Moscow has since conducted an urgent review of its diplomatic staff, according to Solovei.
“There was a report made by Russian security to the president. And according to the report, there was a list which consists of a hundred persons in the Russian Foreign Office, which are potentially disloyal to the Kremlin. And that's something very, very new.
“There will be more control outside the country and maybe some who are on the list, who were included in the list as potentially disloyal, will be removed from their embassies outside or outside the country to Moscow,” Solovei said. VOA is unable to independently verify the existence of such a list.
The Kremlin is embarrassed - but won’t be panicking following Bondarev’s very public resignation, says political analyst Alex Titov of Queen’s University Belfast.

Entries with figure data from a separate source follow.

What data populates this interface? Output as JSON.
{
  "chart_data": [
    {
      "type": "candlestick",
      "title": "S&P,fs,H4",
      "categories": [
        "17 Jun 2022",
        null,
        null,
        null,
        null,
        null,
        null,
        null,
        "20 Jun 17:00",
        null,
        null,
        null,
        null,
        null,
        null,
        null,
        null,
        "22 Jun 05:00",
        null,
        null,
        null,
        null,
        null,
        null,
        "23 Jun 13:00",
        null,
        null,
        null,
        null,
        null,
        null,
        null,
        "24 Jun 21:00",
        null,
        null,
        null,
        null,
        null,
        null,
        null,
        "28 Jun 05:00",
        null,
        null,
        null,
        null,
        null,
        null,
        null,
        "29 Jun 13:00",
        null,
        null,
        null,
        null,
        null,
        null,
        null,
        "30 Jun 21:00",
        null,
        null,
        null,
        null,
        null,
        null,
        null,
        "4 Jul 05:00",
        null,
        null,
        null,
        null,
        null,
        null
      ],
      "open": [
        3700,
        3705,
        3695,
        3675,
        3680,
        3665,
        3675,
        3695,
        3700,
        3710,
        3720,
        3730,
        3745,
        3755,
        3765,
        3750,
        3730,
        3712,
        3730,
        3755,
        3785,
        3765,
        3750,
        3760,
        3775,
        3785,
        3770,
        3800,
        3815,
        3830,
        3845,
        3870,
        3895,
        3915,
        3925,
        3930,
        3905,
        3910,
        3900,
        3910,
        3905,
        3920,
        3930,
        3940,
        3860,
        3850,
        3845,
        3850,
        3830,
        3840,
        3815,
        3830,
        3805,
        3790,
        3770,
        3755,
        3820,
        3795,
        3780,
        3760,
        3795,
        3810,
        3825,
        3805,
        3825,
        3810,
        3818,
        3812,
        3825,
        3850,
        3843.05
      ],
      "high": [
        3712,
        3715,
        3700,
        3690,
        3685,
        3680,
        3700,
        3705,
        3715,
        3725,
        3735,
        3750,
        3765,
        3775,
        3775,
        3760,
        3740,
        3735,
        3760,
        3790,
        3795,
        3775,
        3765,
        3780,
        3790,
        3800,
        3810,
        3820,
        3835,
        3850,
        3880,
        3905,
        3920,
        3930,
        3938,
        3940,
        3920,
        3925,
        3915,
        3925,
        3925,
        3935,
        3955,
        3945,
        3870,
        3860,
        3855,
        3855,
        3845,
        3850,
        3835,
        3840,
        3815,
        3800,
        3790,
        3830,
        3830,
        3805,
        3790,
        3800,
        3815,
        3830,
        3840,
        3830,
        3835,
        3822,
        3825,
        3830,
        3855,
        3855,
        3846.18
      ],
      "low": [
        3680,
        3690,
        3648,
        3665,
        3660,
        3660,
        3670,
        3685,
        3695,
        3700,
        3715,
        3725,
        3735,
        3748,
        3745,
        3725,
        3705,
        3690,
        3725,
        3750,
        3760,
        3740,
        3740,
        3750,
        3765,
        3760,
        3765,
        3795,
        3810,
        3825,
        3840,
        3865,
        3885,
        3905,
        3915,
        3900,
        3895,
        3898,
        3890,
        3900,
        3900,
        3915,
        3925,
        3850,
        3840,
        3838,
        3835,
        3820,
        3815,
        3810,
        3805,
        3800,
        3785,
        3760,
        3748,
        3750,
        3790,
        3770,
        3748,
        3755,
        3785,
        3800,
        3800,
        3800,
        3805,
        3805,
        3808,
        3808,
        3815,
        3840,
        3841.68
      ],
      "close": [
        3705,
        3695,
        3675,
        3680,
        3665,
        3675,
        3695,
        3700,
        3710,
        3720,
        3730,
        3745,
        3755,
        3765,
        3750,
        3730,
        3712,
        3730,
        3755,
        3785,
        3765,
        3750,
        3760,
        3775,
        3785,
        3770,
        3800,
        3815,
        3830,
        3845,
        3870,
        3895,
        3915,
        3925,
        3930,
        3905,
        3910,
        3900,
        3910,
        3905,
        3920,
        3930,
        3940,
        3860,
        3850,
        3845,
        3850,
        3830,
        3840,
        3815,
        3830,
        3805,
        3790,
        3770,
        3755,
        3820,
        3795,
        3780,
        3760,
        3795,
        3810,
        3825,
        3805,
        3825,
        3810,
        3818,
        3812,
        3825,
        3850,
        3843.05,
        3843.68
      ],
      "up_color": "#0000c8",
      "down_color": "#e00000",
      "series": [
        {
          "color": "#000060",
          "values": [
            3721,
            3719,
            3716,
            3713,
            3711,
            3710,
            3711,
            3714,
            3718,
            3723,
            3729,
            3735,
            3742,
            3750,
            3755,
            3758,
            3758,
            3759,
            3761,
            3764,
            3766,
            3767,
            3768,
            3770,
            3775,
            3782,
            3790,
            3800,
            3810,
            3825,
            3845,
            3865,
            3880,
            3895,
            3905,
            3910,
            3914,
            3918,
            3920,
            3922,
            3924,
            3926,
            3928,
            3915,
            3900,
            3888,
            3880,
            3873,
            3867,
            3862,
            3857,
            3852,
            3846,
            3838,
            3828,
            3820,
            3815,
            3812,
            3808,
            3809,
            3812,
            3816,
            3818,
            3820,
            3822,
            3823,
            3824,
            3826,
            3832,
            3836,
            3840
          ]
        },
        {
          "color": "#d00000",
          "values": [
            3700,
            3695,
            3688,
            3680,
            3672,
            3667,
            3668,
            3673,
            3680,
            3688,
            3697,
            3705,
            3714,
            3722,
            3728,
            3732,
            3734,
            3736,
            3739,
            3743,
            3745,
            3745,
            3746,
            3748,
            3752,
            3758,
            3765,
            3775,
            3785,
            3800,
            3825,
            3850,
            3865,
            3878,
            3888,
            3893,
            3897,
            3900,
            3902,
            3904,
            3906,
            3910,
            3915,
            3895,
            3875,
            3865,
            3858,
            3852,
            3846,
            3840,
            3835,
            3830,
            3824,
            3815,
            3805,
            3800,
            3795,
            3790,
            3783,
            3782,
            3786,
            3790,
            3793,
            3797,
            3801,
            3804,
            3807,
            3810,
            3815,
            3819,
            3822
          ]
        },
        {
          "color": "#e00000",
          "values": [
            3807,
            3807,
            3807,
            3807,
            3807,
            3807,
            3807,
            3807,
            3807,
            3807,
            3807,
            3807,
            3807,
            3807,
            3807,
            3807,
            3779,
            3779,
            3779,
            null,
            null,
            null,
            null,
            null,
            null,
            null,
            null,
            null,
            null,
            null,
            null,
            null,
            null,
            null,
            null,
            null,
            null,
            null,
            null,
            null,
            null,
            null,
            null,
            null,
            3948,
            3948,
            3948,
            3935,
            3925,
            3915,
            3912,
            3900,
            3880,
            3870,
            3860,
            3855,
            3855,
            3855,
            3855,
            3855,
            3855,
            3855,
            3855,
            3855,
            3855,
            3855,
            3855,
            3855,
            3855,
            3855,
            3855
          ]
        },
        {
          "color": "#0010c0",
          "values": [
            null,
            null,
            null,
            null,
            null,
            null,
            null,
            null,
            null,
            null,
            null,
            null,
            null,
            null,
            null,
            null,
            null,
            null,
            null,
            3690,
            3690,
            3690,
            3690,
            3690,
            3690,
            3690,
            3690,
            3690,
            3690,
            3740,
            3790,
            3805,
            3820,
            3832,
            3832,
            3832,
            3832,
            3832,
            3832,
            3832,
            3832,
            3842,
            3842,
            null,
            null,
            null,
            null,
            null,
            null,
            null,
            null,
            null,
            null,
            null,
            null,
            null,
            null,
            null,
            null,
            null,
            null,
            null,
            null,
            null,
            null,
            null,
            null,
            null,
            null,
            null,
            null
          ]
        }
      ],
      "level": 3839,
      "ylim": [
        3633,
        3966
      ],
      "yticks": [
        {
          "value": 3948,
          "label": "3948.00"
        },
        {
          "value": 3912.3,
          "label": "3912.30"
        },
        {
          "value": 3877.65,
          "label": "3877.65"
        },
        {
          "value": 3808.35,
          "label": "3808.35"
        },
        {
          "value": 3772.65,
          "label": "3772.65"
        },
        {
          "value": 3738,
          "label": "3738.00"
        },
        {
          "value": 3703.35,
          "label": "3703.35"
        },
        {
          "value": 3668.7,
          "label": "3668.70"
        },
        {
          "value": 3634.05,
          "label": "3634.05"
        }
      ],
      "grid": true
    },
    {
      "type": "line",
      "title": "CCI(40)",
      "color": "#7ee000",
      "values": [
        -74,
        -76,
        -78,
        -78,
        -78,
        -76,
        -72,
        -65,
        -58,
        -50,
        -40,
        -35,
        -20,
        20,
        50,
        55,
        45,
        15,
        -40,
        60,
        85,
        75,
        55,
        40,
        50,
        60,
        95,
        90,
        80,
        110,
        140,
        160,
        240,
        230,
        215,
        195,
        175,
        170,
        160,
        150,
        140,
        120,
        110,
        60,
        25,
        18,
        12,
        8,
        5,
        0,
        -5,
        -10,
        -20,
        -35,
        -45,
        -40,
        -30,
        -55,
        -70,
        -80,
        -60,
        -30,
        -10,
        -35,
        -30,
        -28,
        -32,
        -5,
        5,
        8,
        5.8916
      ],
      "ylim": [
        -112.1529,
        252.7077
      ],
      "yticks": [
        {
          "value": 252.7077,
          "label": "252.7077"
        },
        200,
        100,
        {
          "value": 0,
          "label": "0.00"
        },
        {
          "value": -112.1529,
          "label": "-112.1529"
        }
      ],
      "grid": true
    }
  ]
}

“I wouldn't expect them to have mass resignations,” Titov told VOA. “Diplomats are a special caste in a sense; they are selected for, they (the government) use their loyalty in many ways. They also have a lot of benefits. And they are professionals, which are attuned to this idea of hostility with the West.”
“If you remember with Belarus, there were much more high-profile resignations when there was uncertainty about whether Lukashenko would survive in August 2020 (after the government crackdown on pro-democracy protests). You had several ambassadors resigning.”
“Nothing like that happens in Russia. So it is a bad sign something like this happens for the Kremlin, but at the same time I don't think it would kind of set off alarm bells necessarily,” Titov said.
Boris Bondarev told the Associated Press that he fears for his safety. Under President Vladimir Putin’s rule, several dissidents living overseas have been killed or targeted by the Russian state, although Moscow denies such actions. The Kremlin enforces loyalty, says Valery Solovei.
“Fear. Fear and strong control. Speakers against Putin are under threat, under potential threat, and they know it perfectly,” Solovei said.